自分らしさ、などという。
■忙しくしていると、自分の中の柔らかさやわずかながらの繊細さは、意図的に我が身に押し込められて、実にビジネスライクなわたしがてきぱきと存在することになる。かなり無理をして現実のニーズに合わせているのに、この合わせ方がなかなか上手くいっているので、周囲はわたしを見たままのビジネスライクな人間として捉えてしまったりする。これは、わたし本人にとって、なかなかストレスの貯まることだ。
長らく知り合っている友人たちは、もちろん、わたしが仕事場で見せている姿が、かなり作られたものだと知ってくれているのだが、こうたくさんの他者と知り合う仕事をしていると、多くの人は、わたしという人間を、少し誤解したまま去っていく。

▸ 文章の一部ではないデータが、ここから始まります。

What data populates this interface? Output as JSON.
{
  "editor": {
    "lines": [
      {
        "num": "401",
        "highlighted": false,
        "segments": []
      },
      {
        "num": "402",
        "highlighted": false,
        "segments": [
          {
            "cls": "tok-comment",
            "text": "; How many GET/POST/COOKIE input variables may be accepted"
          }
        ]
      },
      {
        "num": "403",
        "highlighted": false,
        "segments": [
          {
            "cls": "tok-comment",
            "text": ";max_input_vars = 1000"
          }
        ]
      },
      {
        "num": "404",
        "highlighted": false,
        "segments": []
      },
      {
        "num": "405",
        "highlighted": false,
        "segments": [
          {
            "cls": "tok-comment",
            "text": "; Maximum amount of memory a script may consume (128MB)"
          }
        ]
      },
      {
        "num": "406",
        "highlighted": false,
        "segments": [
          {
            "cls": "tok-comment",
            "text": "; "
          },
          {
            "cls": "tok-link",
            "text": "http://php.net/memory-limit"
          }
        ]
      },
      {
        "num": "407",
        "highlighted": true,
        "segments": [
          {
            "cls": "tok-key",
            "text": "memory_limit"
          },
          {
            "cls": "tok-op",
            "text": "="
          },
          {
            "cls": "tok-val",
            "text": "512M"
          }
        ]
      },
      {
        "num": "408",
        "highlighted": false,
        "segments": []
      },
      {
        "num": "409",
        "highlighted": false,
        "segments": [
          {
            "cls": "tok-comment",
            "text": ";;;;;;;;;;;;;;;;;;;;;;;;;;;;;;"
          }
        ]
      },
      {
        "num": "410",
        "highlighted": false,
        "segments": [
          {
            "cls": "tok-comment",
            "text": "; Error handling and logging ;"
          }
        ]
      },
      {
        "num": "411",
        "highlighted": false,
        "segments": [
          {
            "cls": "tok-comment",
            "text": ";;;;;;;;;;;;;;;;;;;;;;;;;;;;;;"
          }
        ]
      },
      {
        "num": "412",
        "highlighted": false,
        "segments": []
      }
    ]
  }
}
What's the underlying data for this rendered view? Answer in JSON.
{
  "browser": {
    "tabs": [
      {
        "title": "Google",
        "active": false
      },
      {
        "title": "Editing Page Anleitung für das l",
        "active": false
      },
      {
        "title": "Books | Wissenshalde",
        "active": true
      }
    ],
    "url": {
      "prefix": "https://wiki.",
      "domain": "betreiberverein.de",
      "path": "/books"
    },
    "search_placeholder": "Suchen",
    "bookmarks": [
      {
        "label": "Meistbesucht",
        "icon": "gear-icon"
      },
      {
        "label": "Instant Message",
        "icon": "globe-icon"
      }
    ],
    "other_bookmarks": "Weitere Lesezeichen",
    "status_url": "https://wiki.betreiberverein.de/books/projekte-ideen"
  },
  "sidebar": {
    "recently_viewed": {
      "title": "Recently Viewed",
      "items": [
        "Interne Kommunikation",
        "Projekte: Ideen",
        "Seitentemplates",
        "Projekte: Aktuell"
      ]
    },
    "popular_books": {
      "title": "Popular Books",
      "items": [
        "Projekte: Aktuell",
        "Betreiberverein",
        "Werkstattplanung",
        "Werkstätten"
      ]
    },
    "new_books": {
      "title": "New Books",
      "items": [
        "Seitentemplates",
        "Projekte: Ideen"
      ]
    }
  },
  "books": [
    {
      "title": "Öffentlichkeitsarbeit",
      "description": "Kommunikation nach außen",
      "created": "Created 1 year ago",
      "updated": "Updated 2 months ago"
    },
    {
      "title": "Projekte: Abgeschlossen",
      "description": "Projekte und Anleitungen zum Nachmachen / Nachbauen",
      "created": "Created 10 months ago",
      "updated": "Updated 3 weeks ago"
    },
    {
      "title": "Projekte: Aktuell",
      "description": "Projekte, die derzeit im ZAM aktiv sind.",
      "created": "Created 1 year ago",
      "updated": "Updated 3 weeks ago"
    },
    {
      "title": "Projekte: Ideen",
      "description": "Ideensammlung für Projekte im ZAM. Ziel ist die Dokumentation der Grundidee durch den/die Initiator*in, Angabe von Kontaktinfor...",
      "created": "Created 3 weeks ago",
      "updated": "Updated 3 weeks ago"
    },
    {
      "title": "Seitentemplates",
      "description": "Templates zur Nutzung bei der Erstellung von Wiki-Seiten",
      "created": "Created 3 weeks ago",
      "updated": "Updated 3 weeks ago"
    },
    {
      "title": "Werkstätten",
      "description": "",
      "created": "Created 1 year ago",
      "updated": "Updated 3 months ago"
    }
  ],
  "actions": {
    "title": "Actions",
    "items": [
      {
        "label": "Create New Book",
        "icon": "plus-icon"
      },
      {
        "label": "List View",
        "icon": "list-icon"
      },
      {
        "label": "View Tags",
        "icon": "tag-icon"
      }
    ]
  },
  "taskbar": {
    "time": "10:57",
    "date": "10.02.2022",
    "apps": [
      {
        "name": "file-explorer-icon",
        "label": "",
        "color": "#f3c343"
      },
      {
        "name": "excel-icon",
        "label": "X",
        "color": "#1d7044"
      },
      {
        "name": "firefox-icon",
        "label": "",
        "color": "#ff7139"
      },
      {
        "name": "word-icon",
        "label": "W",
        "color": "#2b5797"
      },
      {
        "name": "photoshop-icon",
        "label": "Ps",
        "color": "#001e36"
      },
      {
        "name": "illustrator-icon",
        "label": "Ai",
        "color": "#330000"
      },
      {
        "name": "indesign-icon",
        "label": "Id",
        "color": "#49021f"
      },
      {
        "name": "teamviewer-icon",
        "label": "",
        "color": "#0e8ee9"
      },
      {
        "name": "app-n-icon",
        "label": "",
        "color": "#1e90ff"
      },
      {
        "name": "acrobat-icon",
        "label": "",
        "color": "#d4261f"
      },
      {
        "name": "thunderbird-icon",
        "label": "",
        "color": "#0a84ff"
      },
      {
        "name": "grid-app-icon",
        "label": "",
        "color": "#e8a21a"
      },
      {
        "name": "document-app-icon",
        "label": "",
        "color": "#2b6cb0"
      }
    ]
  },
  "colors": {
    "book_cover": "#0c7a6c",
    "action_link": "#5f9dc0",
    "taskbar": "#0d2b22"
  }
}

この気持ちの悪い微妙な誤解をなくすには、どこでも自分らしくあれる生き方を獲得しなきゃならない。それが出来ている人が、どれほどいるだろうか? 誰だって、職場だったり家庭だったり、居場所にあわせて立場に合わせて、その場の自分を演じるのが普通だ。悪いことでもなんでもない、社会人としてはごく当然のこと。
でも、わたしは、そこから抜け出したい。どうしても、いつも、変わりなく自分らしく生きられるように、今からでも方向転換していきたい。
■ただ忙しいだけの、我慢我慢の暮らしが続いているが、それも、少しずつ様相を変えようとしている。自分のやりたいことがわずかながら出来る環境が増えてきているということだ。自分が責任を負える場所が増えてきているということだ。
この20年、背中を見てきた師匠が偉大過ぎたため、自分らしく生きることを自分で自分から剥奪してきたわたしの人生が、わずかに変わろうとしている。ただ、その代わり、もう大きな傘の下で守られていたわたしでもなくなる。まだ遅くない。わたしは、一個の、一己の、わたしを取り戻したい。
自分らしさ、などという、手垢のついたことばに、もう一度手を伸ばしてみよう。手垢がついてるってことは、やはり誰もがそこに手を伸ばすからなんだもの。